Here’s what I try to achieve week after week as I strive to become a level 5 padel player.
- 3x with a padel coach on court (I rotate between 3/4 coaches)
- 4 hours reading padel books or watching video tutorials
- 3 hours watching pro padel matches
- 3x strength training with PT (30 min per session, plus 30 min on my own after)
- 1x yoga (for flexibility and all around strength)
- 2x agility sessions (30 min each using skipping rope, cones and agility ladder)
- 4x stretching sessions at home
- 1x psychologist
- 4 hours of reading sports psychology books
Competition and Matches
- 2x friendly matches
- 1x competition (once or twice a month)
Recovery and Growth Aids
- 1x deep tissue massage
- 2x sauna sessions for 20 minutes each (here’s why)
- 4x EMS sessions at home
All of the above is of course accompanied by a healthy and varied diet. I love food and different cuisines so rather than stick to a very specific diet I just make sure that whatever cuisine I try the dishes are healthy and in line with my overall goals.
I use the Fitbit Alta HR to track my hours of sleep, and I try to reach 7.5 hours to 8 hours on average daily in order for my muscles to be able to recover and grow.
While I love watching the men’s pro matches, it’s important to say that for amateur players it’s actually more beneficial to watch the women’s matches, as their style of playing is much closer to that of amateur players.
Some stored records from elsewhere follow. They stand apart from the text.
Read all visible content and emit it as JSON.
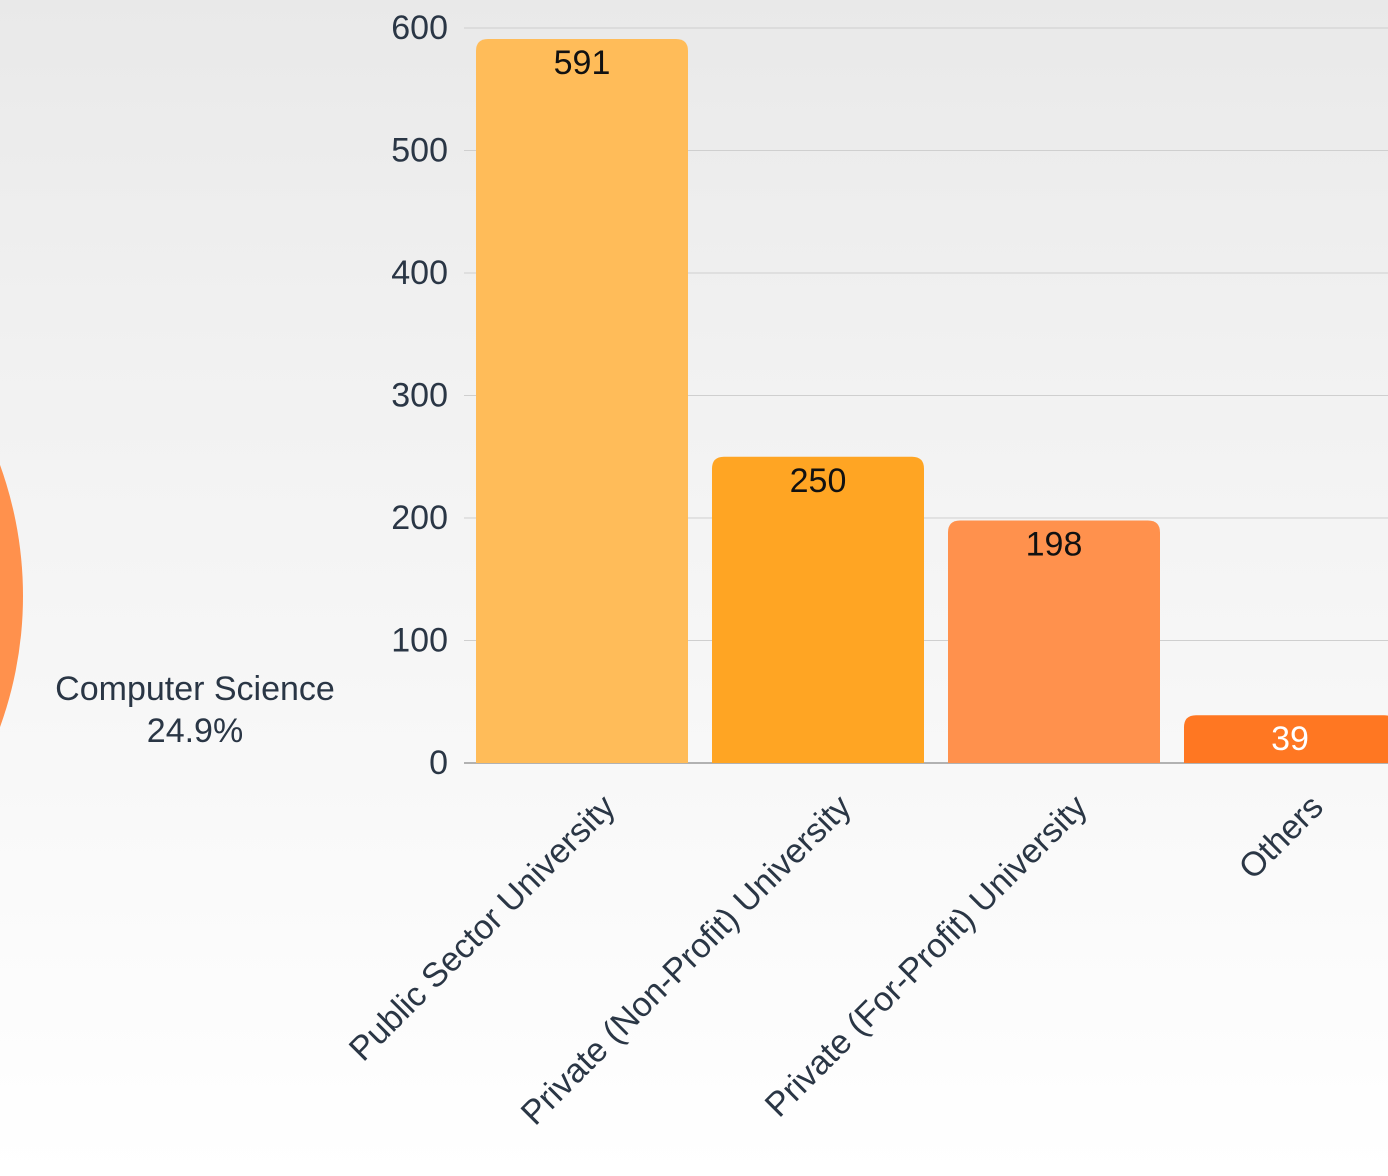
{
  "pie_fragment": {
    "label": "Computer Science",
    "percent": "24.9%",
    "color": "#ff914d"
  },
  "chart_data": {
    "type": "bar",
    "categories": [
      "Public Sector University",
      "Private (Non-Profit) University",
      "Private (For-Profit) University",
      "Others"
    ],
    "values": [
      591,
      250,
      198,
      39
    ],
    "data_labels": [
      "591",
      "250",
      "198",
      "39"
    ],
    "colors": [
      "#ffbc59",
      "#ffa523",
      "#ff914d",
      "#ff7722"
    ],
    "data_label_colors": [
      "#111111",
      "#111111",
      "#111111",
      "#ffffff"
    ],
    "ylim": [
      0,
      600
    ],
    "yticks": [
      0,
      100,
      200,
      300,
      400,
      500,
      600
    ],
    "grid": true,
    "legend": "none"
  }
}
This is not to say that women’s padel is not of a high level, it’s just that their style is not as frenetic and focused on bursts of speed and power and incredible shots. It’s a much plainer tactical game with a lot of emphasis on lobs and carefully places shots aimed to displace the opposing pair and then define the point.
I’ll come back to this post to expand on some points, but for now I just want to put it out there for feedback and for its potential usefulness to other serious amateur padel players.